彼はフェンスにもたれ、コンビニのゼリー飲料を片手に端末を見ていた。頬がこけ、目の下には影がある。それでも口元だけは明るかった。
「美佳、見て」
差し出された画面には、疲労スコア九十二と表示されていた。
「高すぎる」
「昨日、深夜二時まで資料作って、四時に起きた。朝は混雑率百八十パーセントの電車。昼はゼリーだけ。すごくない?」
「すごくない」
「来年の控除額、試算したら二十七万円」
拓瑠は笑った。
「二十七万円だよ。ほぼボーナスじゃん」
「体を壊すよ」
「大丈夫。壊れる前に控除される」
「冗談になってない」
「冗談じゃないからな」
拓瑠は空を見上げた。
薄い雲が、ビルの隙間でほどけている。
「母親の介護費、上がったんだ。妹も専門学校行きたいって言ってる。普通に働いてても足りない。でも疲れれば戻ってくる。変な国だけど、使えるものは使わないと」
「拓瑠」
「わかってるよ」
彼は笑ったまま言った。
「おかしいってことくらい」
その顔を見て、美佳は言葉を失った。
拓瑠は、自分が損なわれていることを知らないわけではなかった。
知っていて、削っていた。
「車、買おうと思ってたんだ」
「車?」
「昔から欲しくてさ。
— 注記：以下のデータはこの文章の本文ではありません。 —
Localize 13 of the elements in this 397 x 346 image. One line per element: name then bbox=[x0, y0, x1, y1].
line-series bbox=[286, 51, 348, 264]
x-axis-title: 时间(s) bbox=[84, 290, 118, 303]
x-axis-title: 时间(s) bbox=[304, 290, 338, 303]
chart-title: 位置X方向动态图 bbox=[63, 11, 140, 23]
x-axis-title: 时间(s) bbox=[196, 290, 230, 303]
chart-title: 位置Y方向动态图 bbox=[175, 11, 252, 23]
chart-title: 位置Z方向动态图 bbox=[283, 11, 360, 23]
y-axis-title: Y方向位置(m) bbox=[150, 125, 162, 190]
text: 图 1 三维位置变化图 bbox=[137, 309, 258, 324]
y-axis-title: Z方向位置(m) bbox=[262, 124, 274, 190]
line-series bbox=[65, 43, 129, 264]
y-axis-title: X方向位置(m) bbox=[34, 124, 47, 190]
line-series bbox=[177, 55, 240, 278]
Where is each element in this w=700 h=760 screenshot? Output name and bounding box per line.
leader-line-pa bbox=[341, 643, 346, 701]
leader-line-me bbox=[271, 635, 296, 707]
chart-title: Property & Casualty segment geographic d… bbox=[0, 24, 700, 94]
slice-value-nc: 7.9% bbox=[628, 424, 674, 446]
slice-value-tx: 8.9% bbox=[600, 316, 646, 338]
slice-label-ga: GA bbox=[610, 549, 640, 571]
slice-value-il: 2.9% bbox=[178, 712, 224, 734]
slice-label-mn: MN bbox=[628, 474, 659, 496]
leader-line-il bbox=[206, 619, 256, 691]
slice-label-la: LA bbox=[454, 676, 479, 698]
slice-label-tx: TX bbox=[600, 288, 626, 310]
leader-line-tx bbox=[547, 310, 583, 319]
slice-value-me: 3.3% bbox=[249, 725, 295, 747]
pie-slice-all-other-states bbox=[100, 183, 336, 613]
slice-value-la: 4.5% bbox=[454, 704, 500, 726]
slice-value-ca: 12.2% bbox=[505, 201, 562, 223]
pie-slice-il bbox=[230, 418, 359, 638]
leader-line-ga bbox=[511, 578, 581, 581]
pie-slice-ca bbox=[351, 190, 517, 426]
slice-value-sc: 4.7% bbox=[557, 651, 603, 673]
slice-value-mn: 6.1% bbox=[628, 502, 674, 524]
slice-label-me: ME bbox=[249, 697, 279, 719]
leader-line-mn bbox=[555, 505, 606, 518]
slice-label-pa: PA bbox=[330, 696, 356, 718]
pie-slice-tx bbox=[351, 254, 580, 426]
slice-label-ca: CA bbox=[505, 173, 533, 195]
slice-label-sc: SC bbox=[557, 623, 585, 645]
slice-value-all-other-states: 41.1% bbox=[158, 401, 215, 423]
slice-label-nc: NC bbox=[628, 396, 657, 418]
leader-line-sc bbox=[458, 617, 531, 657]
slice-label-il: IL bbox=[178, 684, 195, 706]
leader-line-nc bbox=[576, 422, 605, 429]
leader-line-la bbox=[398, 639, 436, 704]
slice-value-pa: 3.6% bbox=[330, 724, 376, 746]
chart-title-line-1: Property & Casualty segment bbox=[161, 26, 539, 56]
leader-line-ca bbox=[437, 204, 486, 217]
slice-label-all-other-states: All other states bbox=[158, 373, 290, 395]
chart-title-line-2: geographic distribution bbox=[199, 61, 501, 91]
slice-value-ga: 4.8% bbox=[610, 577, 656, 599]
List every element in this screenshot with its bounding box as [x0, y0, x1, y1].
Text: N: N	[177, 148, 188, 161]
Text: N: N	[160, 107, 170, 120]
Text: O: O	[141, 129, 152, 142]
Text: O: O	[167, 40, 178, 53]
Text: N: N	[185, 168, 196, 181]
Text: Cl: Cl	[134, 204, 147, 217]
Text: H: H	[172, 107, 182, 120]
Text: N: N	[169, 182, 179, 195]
中古でいい。母親を乗せて、海まで行く」
「いいじゃない」
「でも、最近思うんだよな」
拓瑠は端末の画面を暗くした。
「車を買って、俺、どこまで運転できるんだろうな」
その冗談は、風に流れなかった。
美佳の胸の中に残った。
◇
疲労スコアは、やがて挨拶になった。
「おはようございます」は「ご加点さまです」に変わった。
社内のチャットでは、誰かのスコアが九十を超えると拍手のスタンプが並んだ。
月末になると、部署ごとの平均疲労スコアランキングが発表された。
一位の部署には、健康支援金が出た。
健康支援金で購入されたのは、高性能な仮眠チェアだった。
十五分だけ眠れる椅子。
十五分以上眠ると、スコアが下がる。
美佳は、その椅子に座るたび、眠りではなく処置を受けている気分になった。
ある日、社内ポータルに新しい告知が出た。
疲労貢献賞の新設について。
年間を通じて高い疲労スコアを維持し、組織の生産性および社会的控除効果に貢献した社員を表彰する。
副賞は特別休暇三日。
ただし、取得は翌年度以降、業務に支障のない範囲で調整。
美佳は告知を読み、思わず笑ってしまった。
疲労を競わせて、賞品に休みを渡す。
けれどその休みは、すぐには取れない。
誰もが疲れていた。
疲れているのに、休むことだけが遠かった。
◇
拓瑠が倒れたのは、十二月の朝だった。
会議室の前で、ノートパソコンを抱えたまま膝から崩れたという。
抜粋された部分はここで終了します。